Search code examples
phpsearch-enginephalcon

How do Lucene/Sphinx/Solr work?


I have a website in Phalcon and I'm trying to add a search engine to it. The content, however, is not in a DB and is in flat files.. located in app/views/.

I've never implemented a search engine, but from what I gather it seems like Lucene or Solr/Sphinx is what I need.

Do these tools offer the option to parse my website ala HTTrack, thus creating the index and necessary absolute URI hyperlinks?

How do I go about specifying what portion of the HTML files I want to be parsed? How do they interact with ignoring certain areas ( eg HTML, JS )?


Solution

  • Lucene is first and foremost an index. That's not even a database, it's just the index portion of the database if you will. It's highly configurable in what it indexes and how and what data should be retained in its original format and what can be discarded once it has been indexed. You create a schema first, just like you create a database schema. However, in the case of Lucene that schema defines what kind of tokenisers and filters to use to create the index for your fields. You then feed your documents into it to let it populate the index. That's up to you, there are several different APIs that let you feed data in. A "web crawler" is not one of them, it won't go out and find your data automatically. You can then query the index in various ways to retrieve documents you have fed in before. That's it in a nutshell.

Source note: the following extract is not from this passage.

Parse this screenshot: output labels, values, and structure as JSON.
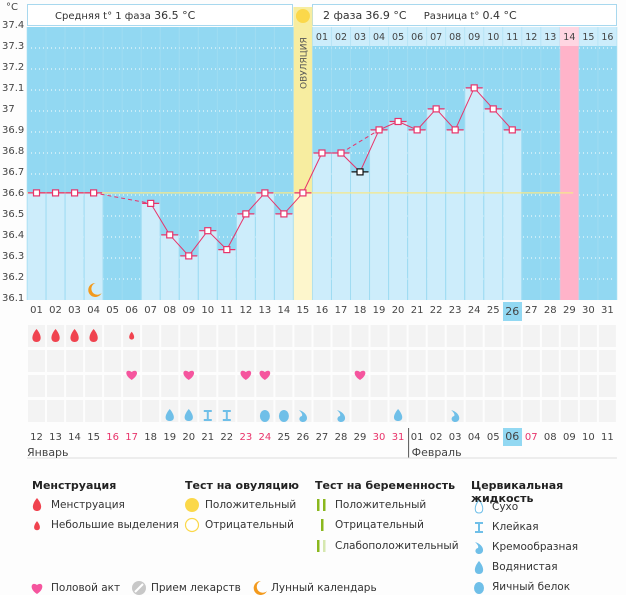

    Lucene is pretty much exclusively the index engine, which is about tokenising and transforming text and other data into an index that can be queried quickly. It's the part that let's you query for "manufacturer of widgets" and return a document with the text "widget manufacturers", if you have tweaked your indexing and querying accordingly. Solr is an appliance wrapped around Lucene that adds an HTTP based API and some other niceties. Both are still somewhat low-level tools you can use to build a search engine. It's not an out-of-the-box "search engine" like Google by any means.